Omas Krisenrezept - Brot aus Sägemehl
Die vielfältigen künstlerischen Positionen der Ausstellung sprechen Bände über das komplexe Zusammenwirken in Europa, das nach wie vor tief von historischen Ereignissen geprägt ist. Anca Benera und Arnold Estefan thematisieren die Flucht von Estefans Großeltern anlässlich des rumänischen Staatsstreichs des Jahres 1944. Als symbolisches Eigentum schafften es damals sechs Stühle, ein Tisch und eine Kredenz mit ins Exil.

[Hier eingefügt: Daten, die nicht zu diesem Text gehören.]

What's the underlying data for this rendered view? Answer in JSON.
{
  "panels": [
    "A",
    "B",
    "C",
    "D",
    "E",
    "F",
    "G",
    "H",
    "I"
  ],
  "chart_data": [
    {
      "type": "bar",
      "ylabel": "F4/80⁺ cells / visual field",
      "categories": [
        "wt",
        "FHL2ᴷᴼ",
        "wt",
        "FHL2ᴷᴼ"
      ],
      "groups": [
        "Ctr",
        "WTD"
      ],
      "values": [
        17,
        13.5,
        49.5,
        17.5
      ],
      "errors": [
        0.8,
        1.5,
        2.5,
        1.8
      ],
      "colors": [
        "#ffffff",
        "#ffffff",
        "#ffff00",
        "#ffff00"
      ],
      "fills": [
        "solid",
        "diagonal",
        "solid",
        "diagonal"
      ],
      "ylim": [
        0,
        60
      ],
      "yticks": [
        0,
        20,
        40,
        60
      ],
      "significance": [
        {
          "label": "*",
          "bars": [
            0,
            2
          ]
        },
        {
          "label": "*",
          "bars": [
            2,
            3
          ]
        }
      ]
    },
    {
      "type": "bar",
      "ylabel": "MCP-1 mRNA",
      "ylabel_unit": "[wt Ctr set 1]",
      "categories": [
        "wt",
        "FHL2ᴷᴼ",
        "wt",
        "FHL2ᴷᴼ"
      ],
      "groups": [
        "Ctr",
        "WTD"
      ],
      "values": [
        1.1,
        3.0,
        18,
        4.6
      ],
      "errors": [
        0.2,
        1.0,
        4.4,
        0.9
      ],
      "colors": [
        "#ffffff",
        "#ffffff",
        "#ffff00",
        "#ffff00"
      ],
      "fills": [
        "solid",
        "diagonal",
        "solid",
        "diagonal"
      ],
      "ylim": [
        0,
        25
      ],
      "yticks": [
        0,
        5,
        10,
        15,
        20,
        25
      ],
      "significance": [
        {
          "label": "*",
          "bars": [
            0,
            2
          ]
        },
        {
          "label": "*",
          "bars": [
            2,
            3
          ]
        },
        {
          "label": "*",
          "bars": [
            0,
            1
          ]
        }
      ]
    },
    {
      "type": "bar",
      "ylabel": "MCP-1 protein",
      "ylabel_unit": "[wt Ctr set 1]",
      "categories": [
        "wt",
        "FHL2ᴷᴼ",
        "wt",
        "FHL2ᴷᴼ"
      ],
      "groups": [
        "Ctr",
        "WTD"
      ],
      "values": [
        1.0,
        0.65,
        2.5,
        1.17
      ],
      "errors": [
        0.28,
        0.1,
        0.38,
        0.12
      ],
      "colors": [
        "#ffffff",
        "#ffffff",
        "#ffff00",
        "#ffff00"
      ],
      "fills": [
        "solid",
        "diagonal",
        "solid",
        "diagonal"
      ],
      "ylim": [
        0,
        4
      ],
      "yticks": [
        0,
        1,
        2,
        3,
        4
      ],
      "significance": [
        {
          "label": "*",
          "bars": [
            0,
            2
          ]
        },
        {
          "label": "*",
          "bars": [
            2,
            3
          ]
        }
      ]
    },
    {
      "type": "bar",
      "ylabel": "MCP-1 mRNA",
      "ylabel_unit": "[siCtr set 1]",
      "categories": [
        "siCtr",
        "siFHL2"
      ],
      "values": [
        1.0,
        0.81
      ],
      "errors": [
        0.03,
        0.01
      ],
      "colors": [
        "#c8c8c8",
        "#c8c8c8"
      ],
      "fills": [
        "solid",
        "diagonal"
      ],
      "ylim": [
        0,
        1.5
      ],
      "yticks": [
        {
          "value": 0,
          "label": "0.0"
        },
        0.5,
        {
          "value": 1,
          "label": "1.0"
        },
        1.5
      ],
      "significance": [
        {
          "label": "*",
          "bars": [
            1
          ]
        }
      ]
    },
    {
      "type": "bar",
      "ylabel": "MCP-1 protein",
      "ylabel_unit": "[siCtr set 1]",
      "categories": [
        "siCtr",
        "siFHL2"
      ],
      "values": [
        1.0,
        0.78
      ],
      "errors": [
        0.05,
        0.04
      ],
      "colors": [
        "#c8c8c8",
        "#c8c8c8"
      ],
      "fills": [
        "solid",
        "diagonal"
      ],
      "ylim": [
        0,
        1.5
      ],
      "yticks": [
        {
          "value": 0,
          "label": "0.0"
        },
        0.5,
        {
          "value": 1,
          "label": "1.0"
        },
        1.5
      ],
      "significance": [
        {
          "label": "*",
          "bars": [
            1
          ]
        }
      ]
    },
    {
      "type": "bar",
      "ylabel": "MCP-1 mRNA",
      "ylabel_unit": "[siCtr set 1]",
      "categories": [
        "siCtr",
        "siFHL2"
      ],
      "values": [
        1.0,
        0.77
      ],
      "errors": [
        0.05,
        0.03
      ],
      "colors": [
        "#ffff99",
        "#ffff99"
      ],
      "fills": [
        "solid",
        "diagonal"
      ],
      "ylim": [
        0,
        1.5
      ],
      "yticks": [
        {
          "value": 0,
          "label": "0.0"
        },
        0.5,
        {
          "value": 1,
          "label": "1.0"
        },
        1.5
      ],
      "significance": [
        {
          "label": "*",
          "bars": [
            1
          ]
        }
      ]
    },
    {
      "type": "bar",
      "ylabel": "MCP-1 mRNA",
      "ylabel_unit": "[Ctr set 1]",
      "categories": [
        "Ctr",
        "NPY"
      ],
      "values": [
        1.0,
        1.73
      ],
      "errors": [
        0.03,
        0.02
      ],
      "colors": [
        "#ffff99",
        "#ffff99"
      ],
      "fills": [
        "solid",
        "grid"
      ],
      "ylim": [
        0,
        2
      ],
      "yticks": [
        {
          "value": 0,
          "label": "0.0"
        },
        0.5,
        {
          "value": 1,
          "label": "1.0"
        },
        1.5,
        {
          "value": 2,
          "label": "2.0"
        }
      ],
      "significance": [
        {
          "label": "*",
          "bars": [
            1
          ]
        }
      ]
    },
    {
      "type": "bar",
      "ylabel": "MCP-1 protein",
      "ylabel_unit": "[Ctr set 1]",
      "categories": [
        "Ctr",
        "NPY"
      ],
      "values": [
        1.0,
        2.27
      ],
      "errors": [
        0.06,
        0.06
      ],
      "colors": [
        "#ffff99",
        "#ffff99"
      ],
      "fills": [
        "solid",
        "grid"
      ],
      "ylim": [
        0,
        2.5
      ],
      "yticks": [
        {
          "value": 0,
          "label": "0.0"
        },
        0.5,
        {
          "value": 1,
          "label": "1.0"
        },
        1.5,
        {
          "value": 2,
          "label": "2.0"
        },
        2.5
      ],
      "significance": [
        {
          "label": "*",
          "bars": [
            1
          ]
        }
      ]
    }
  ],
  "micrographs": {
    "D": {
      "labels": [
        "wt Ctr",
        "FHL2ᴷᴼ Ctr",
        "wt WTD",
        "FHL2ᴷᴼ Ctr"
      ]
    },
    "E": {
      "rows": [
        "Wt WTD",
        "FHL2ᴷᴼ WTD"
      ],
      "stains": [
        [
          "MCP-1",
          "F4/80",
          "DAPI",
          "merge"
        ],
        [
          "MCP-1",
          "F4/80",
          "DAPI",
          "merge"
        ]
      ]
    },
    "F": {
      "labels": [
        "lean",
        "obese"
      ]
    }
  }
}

Als Erbschaft in Estefans Eigentum gekommen, arbeitete das Künstlerduo die Vergangenheit auf, indem es die Möbel zu Sägemehl verarbeitete. Die feinen Holzspäne dienen, zu einem Rahmen geformt, nun als Projektionsfläche für ein Video. Darin ist zu sehen wie die Großmutter des Künstlers nach einem Rezept aus dem Ersten Weltkrieg Brot bäckt. Der Teig besteht aus Sägemehl - wie in jenen besonders düstern Zeiten, als selbst Holz als Nahrungsmittel diente.
Friedhof der Namenlosen
Artur Zmijewski hat einen brachialen Zugang gewählt wenn er sich mit Grenzen, Flucht und Identitäten befasst. Sein Thema ist das einst mehrsprachige Breslau, dessen deutsche Bevölkerung nach dem Zweiten Weltkrieg vertrieben wurde. Zmijewski hat sechs Grabsteine, die er von der Gemeinde Breslau erhalten hat, anonymisiert, indem er alle Namen ausschabte. Die im Erdgeschoß der Alten Post archaisch angeordneten Grabsteine werden von Monitoren flankiert, die den Akt der Anonymisierung durch den Künstler zeigen. So schnell kann Geschichte aus dem kollektiven Bewusstsein gelöscht werden.

Wiener Festwochen/Benoit Bollon
Grabsteine sind das Rohmaterial für den polnischen Künstler Artur Zmijewski
Dieses Löschen, Überschreiben, Vergessen und Verdrängen ist ein Schwerpunkt von „Universal Hospitality“. Allein durch die Anordnung der fast 40 Räume, die sich über drei Ebenen verteilen, macht die Ausstellung spürbar, wie leicht man sich im Irrgarten aktueller Debatten verläuft und dabei die Vergangenheit aus den Augen verliert.